Challenges in 3D Data Synthesis for Training Neural Networks on Topological Features

TL;DR

This paper introduces a new method for generating labeled 3D datasets with controllable topological features to improve training and benchmarking of neural network estimators in Topological Data Analysis, addressing a key data scarcity challenge.

Contribution

It presents a systematic approach for creating diverse labeled 3D datasets with controllable topological invariants, facilitating supervised learning and evaluation in TDA tasks.

Findings

Decreased estimator accuracy with increased deformations

Geometric complexity impacts topological estimator performance

Synthetic dataset enables benchmarking of neural TDA methods

Abstract

Topological Data Analysis (TDA) involves techniques of analyzing the underlying structure and connectivity of data. However, traditional methods like persistent homology can be computationally demanding, motivating the development of neural network-based estimators capable of reducing computational overhead and inference time. A key barrier to advancing these methods is the lack of labeled 3D data with class distributions and diversity tailored specifically for supervised learning in TDA tasks. To address this, we introduce a novel approach for systematically generating labeled 3D datasets using the Repulsive Surface algorithm, allowing control over topological invariants, such as hole count.
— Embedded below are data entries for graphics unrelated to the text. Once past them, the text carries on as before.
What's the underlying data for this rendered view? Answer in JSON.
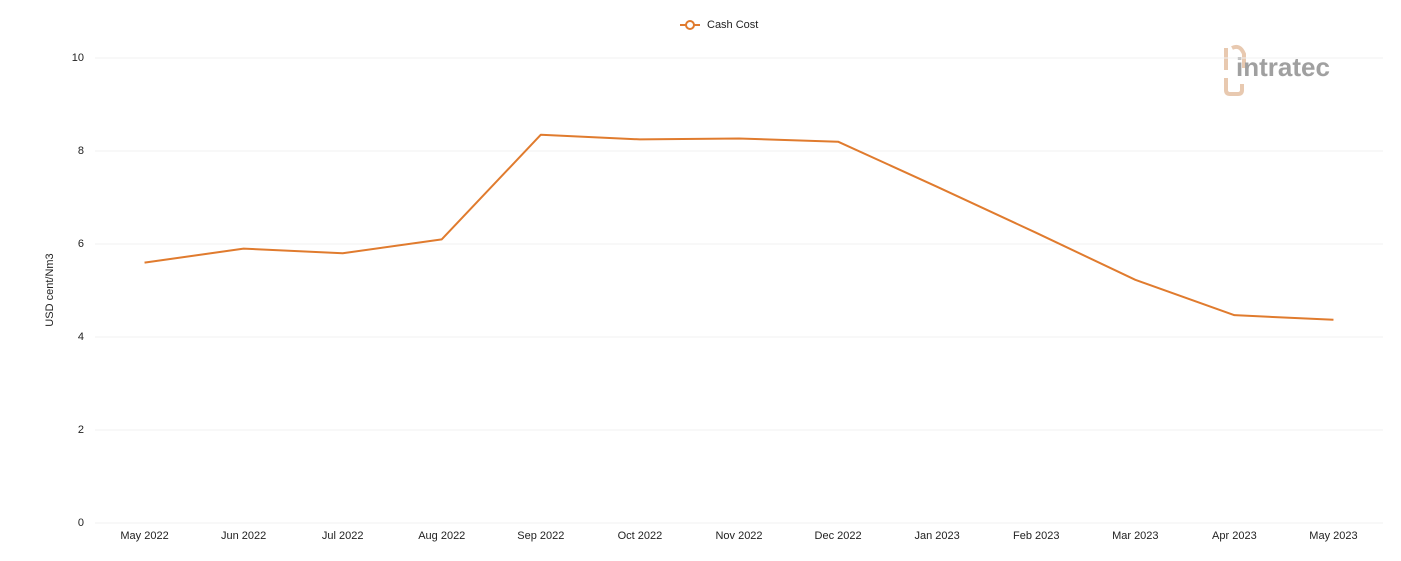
{
  "chart_data": {
    "type": "line",
    "logo": "intratec",
    "y_label": "USD cent/Nm3",
    "categories": [
      "May 2022",
      "Jun 2022",
      "Jul 2022",
      "Aug 2022",
      "Sep 2022",
      "Oct 2022",
      "Nov 2022",
      "Dec 2022",
      "Jan 2023",
      "Feb 2023",
      "Mar 2023",
      "Apr 2023",
      "May 2023"
    ],
    "series": [
      {
        "name": "Cash Cost",
        "color": "#e07b2e",
        "values": [
          5.6,
          5.9,
          5.8,
          6.1,
          8.35,
          8.25,
          8.27,
          8.2,
          7.23,
          6.24,
          5.23,
          4.47,
          4.37
        ]
      }
    ],
    "ylim": [
      0,
      10
    ],
    "yticks": [
      0,
      2,
      4,
      6,
      8,
      10
    ],
    "grid": true,
    "legend": "top"
  }
}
The resulting dataset offers varied geometry with topological labeling, making it suitable for training and benchmarking neural network estimators. This paper uses a synthetic 3D dataset to train a genus estimator network, created using a 3D convolutional transformer architecture. An observed decrease in accuracy as deformations increase highlights the role of not just topological complexity, but also geometric complexity, when training generalized estimators. This dataset fills a gap in labeled 3D datasets and generation for training and evaluating models and techniques for TDA.